Haverá reticência para todos aceitarem, mas o homem tem de escolher entre o mundo e o Reino de Deus, apesar do homem não ter discernimento em relação aos sinais dos tempos em Lc 12,54-56:
“... disse também às multidões: Quando vedes aparecer uma
nuvem no poente, logo dizeis que vem chuva, e assim acontece; e, quando vedes soprar o vento sul, dizeis que haverá calor, e
assim acontece. Hipócritas, sabeis interpretar o aspecto da terra e do céu e, entretanto, não sabeis discernir esta época?...”.
O fim ou novo início fica condicionado a uma separação em Mt 13,24-30 “...

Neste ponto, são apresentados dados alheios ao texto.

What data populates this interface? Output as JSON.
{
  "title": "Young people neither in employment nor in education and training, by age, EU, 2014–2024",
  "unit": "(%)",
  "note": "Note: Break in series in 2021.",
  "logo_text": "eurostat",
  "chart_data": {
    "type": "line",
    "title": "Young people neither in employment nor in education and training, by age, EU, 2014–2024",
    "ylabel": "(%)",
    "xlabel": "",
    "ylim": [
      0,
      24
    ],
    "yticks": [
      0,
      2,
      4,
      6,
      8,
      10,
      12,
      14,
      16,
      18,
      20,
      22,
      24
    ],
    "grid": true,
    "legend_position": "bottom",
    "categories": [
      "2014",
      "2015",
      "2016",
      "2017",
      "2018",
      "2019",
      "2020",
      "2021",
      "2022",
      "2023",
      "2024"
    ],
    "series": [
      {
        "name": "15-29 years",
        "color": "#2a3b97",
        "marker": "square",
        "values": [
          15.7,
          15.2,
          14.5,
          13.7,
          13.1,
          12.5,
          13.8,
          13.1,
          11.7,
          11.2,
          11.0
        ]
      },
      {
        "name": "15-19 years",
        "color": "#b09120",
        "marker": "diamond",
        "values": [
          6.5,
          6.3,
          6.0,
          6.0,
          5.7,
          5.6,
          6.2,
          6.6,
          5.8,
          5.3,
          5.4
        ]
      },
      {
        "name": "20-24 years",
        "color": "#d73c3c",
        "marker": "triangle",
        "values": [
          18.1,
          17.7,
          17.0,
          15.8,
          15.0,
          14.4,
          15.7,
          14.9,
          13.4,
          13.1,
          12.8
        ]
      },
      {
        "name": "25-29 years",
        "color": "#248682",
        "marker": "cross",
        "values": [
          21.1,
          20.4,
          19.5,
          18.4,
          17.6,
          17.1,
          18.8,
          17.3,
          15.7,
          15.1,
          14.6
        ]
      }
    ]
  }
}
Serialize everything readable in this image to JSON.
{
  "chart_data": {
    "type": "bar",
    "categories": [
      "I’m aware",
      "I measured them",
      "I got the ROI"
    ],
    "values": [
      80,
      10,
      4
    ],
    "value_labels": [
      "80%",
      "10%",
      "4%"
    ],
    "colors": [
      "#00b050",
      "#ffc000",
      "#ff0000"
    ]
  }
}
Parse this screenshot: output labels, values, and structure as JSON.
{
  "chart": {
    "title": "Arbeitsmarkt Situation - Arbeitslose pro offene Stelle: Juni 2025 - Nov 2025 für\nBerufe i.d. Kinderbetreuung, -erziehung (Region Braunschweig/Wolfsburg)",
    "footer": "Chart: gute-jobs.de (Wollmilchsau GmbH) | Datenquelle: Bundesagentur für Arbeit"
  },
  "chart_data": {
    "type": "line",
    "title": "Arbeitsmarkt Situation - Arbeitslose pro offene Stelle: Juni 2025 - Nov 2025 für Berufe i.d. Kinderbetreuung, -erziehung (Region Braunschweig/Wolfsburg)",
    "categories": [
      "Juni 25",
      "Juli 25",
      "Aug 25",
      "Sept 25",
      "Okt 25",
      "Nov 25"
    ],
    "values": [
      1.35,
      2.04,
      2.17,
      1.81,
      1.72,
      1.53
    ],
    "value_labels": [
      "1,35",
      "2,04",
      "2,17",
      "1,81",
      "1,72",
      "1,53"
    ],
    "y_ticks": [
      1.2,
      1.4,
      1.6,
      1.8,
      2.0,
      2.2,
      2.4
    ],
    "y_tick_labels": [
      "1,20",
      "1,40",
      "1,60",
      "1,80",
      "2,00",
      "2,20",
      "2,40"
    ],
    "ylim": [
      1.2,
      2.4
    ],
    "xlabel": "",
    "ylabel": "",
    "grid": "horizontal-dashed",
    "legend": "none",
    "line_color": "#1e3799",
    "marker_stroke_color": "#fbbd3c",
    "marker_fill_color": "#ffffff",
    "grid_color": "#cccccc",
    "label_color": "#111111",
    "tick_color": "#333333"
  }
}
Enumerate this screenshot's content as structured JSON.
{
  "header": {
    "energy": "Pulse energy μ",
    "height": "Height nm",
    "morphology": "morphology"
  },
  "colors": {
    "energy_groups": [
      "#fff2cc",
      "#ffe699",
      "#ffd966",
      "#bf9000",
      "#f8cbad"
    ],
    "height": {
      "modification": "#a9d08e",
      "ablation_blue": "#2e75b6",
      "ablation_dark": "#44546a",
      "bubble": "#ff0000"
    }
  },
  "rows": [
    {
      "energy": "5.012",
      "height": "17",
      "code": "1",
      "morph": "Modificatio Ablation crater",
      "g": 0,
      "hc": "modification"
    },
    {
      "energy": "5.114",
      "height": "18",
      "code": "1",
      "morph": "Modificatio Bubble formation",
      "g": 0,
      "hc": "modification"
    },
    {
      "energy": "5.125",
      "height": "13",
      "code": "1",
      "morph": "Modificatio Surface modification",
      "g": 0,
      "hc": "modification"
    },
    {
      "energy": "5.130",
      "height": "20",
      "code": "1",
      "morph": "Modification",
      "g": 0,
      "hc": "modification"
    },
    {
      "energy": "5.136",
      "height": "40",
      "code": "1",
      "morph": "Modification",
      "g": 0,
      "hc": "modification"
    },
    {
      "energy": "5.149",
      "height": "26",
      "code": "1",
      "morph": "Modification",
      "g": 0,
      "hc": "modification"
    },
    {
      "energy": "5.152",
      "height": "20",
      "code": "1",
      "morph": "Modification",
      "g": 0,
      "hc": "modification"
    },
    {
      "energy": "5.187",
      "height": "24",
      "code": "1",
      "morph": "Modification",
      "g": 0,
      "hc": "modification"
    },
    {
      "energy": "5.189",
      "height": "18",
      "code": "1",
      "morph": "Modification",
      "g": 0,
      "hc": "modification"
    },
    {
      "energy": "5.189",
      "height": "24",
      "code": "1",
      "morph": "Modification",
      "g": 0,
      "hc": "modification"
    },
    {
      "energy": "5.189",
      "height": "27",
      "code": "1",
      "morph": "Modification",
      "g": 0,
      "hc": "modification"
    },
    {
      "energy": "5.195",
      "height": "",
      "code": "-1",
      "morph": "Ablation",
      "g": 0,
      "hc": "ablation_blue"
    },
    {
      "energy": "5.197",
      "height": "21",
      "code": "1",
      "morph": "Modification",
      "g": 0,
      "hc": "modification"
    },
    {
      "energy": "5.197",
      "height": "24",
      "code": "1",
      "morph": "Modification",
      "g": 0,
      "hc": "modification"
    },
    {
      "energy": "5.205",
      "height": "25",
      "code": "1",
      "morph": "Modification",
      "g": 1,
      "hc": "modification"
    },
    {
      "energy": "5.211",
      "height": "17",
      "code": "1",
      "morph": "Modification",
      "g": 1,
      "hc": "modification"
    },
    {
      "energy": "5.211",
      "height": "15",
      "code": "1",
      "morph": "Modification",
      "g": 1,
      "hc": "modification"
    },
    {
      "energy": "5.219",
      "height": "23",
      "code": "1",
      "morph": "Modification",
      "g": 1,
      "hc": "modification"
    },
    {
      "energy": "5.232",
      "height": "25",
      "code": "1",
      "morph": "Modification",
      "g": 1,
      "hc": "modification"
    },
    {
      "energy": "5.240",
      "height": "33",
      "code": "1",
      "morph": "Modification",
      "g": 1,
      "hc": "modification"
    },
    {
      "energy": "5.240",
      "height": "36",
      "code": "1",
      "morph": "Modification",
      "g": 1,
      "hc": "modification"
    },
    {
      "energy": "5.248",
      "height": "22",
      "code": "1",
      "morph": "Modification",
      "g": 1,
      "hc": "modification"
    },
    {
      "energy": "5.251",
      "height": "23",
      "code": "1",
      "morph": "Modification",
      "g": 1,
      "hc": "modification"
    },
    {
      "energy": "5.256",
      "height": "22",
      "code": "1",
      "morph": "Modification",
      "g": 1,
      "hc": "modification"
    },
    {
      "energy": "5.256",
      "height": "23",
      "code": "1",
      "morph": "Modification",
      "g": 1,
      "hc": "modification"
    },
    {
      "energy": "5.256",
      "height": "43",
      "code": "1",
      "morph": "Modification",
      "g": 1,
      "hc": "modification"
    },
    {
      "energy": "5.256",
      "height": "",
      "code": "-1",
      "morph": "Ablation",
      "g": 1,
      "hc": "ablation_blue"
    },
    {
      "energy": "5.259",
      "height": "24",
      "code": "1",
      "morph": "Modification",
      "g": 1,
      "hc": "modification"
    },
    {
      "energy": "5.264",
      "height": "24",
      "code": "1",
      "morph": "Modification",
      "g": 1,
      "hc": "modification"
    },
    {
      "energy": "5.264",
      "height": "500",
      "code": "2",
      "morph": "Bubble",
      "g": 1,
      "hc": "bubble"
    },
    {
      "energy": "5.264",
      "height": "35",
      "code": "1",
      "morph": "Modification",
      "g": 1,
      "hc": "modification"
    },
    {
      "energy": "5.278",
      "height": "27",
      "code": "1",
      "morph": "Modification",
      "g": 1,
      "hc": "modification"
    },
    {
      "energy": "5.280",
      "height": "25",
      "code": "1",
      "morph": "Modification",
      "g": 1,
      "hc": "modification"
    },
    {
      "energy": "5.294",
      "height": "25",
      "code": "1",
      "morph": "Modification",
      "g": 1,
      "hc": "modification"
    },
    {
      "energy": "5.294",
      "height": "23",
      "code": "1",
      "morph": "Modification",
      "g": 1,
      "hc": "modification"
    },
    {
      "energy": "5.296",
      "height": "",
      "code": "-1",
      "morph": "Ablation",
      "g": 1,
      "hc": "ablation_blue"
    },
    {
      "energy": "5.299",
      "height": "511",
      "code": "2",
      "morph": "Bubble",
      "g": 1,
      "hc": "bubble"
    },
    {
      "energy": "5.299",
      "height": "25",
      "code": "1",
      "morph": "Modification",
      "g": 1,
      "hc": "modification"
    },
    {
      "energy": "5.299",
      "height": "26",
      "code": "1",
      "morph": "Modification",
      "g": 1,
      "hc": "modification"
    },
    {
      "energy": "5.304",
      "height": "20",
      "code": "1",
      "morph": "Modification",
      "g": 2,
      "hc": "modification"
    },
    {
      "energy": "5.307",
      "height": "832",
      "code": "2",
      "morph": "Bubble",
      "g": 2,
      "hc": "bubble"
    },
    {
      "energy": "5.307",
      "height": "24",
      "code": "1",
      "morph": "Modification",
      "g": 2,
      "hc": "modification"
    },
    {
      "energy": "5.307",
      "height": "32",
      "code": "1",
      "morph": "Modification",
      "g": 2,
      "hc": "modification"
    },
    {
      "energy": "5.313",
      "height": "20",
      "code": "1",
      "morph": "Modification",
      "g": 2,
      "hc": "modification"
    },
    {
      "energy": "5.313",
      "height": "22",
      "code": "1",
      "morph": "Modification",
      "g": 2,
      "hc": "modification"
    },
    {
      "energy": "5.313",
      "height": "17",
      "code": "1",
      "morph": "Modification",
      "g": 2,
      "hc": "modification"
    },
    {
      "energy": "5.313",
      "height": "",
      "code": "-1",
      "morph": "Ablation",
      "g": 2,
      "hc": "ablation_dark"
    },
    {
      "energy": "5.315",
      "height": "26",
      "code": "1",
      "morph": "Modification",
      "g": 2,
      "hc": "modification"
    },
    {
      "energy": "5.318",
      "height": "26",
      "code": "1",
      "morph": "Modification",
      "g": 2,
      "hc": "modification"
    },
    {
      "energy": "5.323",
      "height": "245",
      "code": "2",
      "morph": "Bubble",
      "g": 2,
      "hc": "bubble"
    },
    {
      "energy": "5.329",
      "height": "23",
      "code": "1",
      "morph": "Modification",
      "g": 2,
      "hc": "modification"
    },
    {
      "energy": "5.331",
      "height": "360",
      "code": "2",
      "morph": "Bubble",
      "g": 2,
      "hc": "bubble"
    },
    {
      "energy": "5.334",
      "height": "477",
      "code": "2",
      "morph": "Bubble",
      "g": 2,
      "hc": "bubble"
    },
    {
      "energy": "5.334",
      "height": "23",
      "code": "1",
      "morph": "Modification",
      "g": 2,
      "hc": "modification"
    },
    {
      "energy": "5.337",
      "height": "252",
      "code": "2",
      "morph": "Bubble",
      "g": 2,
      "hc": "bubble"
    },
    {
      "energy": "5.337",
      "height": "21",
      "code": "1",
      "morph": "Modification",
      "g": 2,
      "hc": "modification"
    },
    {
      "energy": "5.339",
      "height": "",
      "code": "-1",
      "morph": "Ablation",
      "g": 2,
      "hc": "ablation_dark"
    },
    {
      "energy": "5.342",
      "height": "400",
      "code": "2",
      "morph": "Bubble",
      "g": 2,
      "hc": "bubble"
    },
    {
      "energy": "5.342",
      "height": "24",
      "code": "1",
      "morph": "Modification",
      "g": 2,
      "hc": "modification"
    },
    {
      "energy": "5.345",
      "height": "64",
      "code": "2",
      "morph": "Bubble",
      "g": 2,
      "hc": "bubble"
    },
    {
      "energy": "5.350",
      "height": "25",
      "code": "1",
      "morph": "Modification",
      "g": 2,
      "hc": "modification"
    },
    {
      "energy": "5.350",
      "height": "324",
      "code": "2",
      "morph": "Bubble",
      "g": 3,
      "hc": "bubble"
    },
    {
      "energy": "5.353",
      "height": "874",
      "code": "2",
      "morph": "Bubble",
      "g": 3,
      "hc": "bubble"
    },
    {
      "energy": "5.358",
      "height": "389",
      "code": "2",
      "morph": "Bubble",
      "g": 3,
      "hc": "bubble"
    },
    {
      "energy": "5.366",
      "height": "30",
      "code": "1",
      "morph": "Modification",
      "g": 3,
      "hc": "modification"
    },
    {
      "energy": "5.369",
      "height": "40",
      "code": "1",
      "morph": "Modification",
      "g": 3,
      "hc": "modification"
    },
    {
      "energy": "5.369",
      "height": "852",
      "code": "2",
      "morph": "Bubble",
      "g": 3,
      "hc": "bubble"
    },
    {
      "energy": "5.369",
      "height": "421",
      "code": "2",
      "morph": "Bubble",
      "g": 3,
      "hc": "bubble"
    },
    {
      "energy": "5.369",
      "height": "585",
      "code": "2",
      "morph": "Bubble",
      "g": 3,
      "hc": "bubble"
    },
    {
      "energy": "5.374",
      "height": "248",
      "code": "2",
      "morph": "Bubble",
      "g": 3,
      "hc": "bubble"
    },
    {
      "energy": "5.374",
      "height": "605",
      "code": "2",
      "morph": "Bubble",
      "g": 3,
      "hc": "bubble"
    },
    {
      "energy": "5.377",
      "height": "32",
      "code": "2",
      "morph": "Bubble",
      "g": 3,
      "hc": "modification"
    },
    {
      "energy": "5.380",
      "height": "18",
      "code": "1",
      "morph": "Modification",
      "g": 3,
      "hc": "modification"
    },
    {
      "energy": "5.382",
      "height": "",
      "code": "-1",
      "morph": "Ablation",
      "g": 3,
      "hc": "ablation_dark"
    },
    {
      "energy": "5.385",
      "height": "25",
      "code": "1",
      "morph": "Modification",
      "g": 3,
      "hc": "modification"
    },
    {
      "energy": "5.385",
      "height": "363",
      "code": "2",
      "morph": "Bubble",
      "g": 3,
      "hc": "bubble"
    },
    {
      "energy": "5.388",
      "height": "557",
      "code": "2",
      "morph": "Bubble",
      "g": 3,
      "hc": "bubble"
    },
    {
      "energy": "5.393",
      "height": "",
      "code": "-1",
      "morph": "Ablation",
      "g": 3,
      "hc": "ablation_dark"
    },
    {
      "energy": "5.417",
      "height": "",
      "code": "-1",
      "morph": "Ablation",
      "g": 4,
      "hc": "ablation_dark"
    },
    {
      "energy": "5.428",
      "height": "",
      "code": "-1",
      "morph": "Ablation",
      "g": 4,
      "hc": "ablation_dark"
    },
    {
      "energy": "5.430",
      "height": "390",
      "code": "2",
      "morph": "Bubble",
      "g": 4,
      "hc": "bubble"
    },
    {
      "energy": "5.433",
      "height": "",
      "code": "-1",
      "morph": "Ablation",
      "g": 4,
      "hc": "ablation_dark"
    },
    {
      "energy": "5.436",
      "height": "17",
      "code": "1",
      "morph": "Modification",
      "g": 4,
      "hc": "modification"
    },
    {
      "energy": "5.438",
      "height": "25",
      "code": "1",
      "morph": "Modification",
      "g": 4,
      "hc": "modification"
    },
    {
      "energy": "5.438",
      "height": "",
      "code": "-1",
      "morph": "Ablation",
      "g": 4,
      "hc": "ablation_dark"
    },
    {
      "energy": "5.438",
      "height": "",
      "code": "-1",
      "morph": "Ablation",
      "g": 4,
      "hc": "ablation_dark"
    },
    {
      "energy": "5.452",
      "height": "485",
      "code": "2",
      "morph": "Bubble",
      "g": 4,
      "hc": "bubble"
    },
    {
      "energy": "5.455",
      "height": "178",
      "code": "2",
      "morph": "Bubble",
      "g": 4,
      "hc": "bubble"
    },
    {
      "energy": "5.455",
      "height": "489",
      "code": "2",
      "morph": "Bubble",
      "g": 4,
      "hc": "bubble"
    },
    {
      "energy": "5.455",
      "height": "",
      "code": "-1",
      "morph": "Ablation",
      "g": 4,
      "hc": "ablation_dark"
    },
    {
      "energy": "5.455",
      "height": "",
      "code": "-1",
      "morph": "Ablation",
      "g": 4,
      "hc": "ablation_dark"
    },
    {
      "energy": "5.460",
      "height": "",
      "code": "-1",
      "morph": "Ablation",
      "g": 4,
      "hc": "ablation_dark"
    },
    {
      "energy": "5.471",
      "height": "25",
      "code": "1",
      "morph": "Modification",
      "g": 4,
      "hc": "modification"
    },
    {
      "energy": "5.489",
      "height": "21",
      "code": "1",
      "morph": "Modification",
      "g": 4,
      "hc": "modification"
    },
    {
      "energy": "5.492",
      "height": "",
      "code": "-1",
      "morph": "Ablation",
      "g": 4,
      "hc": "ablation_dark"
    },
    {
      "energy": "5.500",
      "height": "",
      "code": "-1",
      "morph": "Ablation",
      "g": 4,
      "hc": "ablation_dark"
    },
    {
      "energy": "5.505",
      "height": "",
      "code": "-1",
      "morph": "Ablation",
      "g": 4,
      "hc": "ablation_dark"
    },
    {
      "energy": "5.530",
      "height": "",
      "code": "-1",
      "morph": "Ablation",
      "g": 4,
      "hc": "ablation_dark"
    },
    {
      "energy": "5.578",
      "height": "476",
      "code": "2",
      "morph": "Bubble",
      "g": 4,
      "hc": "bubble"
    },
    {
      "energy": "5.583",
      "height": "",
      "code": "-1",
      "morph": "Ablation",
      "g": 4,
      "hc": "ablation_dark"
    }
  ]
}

propôs-lhes outra parábola...” ou em Mt 13,47-50 “... novamente,..”. A decisão cabe
ao ouvinte que prática a Palavra conforme Mt 7,24-27 “... assemelhá-lo-ei ao homem
prudente, que edificou a sua casa sobre a rocha...”. E ser de confiança em Mt 24,45-
51 “... quem é, pois, o servo fiel e prudente, que o seu senhor constituiu sobre a sua
casa, para dar o sustento a seu tempo?...”.
Outras parábolas mostram a natureza de Deus e da sua ação em Mt 7,9-11 “... e qual de entre vós é o homem que, pedindo-lhe pão o seu filho, lhe dará uma
pedra?...”, da conversão do homem em Mt 18,12-14:
“... que vos parece? Se um homem possui cem ovelhas, e uma
delas se desgarrar, não irá pelos montes, deixando as noventa e nove, em busca da que se desgarrou?...”.
Do arrependimento do homem em Lc 15,11-32:
“... um certo homem tinha dois filhos; E o mais moço deles disse
ao pai: Pai, dá-me a parte dos bens que me pertence. E ele repartiu por eles a fazenda....”.
Proporcionalidade no reino de Deus em Mt 20,1-16 “... o reino dos céus é
semelhante a um homem, pai de família, que saiu de madrugada apar contratar trabalhadores para a sua vinha...”. Da recompensa em Mt 25,14-30 “... um homem que, partindo para o estrangeiro, chamou os seus servos, e entregou-lhes os seus bens...”.
Outras parábolas mostram as relações entre os seus semelhantes em Mt 18,23-35 “... eis porque o reino dos Céus é semelhante a um rei que quis fazer
contas com os seus servos...”. E amor ao próximo que Deus exige acima dos seus
deveres terrestres58como “o bom samaritano” em Lc 10,30-37:
“... descia um homem de Jerusalém para Jericó, e caiu nas
mãos dos assaltantes, os quais o despojaram, e espancando-o, se retiraram, deixando-o meio morto...”.